Its author stared at it with loathing. Nearby on a small iron stove a small alembic simmered. Jehan Lenoir mechanically inched his chair nearer the stove now and then, for warmth, but his thoughts were on deeper problems. “Hell!” he said finally (in Late Mediaeval French), slammed the book shut, and got up. What if his theory was wrong? What if water were the primal element? How could you prove these things? There must he some way—some method—so that one could be sure, absolutely sure, of one single fact! But each fact led into others, a monstrous tangle, and the Authorities conflicted, and anyway no one would read his book, not even the wretched pedants at the Sorbonne. They smelled heresy. What was the use? What good this life spent in poverty and alone, when he had learned nothing, merely guessed and theorized? He strode about the garret, raging, and then stood still. “All right!” he said to Destiny. “Very good! You’ve given me nothing, so I’ll take what I want!” He went to one of the stacks of books that covered most of the floor-space, yanked out a bottom volume (scarring the leather and bruising his knuckles when the overlying folios avalanched), slapped it on the table and began to study one page of it. Then, still with a set cold look of rebellion, he got things ready: sulfur, silver, chalk. . . . Though the room was dusty and littered, his little workbench was neatly and handily arranged. He was soon ready. Then he paused. “This is ridiculous,” he muttered, glancing out the window into the darkness where now one could only guess at the two square towers. A watchman passed below calling out the hour, eight o’clock of a cold clear night. It was so still he could hear the lapping of the Seine. He shrugged, frowned, took up the chalk and drew a neat pentagram on the floor near his table, then took up the book and began to read in a clear but self-conscious voice: “
Haere, haere, audi me
 . . . ” It was a long spell, and mostly nonsense. His voice sank. He stood bored and embarrassed. He hurried through the last words, shut the book, and then fell backwards against the door, gap-mouthed, staring at the enormous, shapeless figure that stood within the pentagram, lit only by the blue flicker of its waving, fiery claws.

Barry Pennywither finally got control of himself and put out the fire by burying his hands in the folds of the blanket wrapped around him. Unburned but upset, he sat down again. He looked at his book. Then he stared at it. It was no longer thin and gray and titled
The Last Years of Villon: An Investigation of Possibilities.
It was thick and brown and titled
Incantatoria Magna.
On his table? A priceless manuscript dating from 1407 of which the only extant undamaged copy was in the Ambrosian Library in Milan? He looked slowly around. His mouth dropped slowly open. He observed a stove, a chemist’s workbench, two or three dozen heaps of unbelievable leatherbound books, the window, the door. His window, his door. But crouching against his door was a little creature, black and shapeless, from which came a dry rattling sound.
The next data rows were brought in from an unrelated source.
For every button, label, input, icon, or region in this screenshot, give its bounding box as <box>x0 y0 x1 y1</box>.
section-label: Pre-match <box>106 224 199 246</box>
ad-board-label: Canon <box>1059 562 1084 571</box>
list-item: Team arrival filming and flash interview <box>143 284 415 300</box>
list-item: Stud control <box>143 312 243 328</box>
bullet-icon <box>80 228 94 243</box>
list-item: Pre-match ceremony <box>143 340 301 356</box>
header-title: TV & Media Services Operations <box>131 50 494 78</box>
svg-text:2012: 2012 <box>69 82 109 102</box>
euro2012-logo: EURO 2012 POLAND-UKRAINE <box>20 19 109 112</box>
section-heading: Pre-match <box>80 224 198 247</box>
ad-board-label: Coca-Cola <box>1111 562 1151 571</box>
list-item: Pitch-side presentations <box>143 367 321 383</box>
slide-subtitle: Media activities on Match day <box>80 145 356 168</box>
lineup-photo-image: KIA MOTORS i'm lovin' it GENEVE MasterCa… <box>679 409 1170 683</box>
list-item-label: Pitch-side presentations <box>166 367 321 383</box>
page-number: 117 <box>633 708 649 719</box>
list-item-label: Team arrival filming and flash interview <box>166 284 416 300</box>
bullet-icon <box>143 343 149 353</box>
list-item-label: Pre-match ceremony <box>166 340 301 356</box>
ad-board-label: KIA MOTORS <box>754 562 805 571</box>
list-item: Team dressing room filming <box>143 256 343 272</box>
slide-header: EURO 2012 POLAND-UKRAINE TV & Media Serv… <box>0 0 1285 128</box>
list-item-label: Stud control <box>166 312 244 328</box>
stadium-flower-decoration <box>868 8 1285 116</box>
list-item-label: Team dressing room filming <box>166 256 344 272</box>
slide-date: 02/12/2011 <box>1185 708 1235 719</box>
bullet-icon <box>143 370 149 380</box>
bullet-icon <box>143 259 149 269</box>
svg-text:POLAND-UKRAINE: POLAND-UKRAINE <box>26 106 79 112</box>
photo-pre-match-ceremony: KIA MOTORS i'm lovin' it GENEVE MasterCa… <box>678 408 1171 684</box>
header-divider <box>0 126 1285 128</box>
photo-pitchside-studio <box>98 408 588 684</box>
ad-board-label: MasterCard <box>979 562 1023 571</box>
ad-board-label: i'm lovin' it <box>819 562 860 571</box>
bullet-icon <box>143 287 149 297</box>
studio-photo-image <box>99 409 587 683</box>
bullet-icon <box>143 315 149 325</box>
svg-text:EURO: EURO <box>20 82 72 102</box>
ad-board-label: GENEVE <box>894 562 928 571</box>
Barry Pennywither was not a very brave man, but he was rational. He thought he had lost his mind, and so he said quite steadily, “Are you the Devil?”

The creature shuddered and rattled.

Experimentally, with a glance at invisible Notre Dame, the professor made the sign of the Cross.

At this the creature twitched; not a flinch, a twitch. Then it said something, feebly, but in perfectly good English—no, in perfectly good French—no, in rather odd French: “
Mais vous estes de Dieu,
” it said.

Barry got up and peered at it. “Who are you?” he demanded, and it lifted up a quite human face and answered meekly, “Jehan Lenoir.”

“What are you doing in my room?”

There was a pause. Lenoir got up from his knees and stood straight, all five foot two of him. “This is
my
room,” he said at last, though very politely.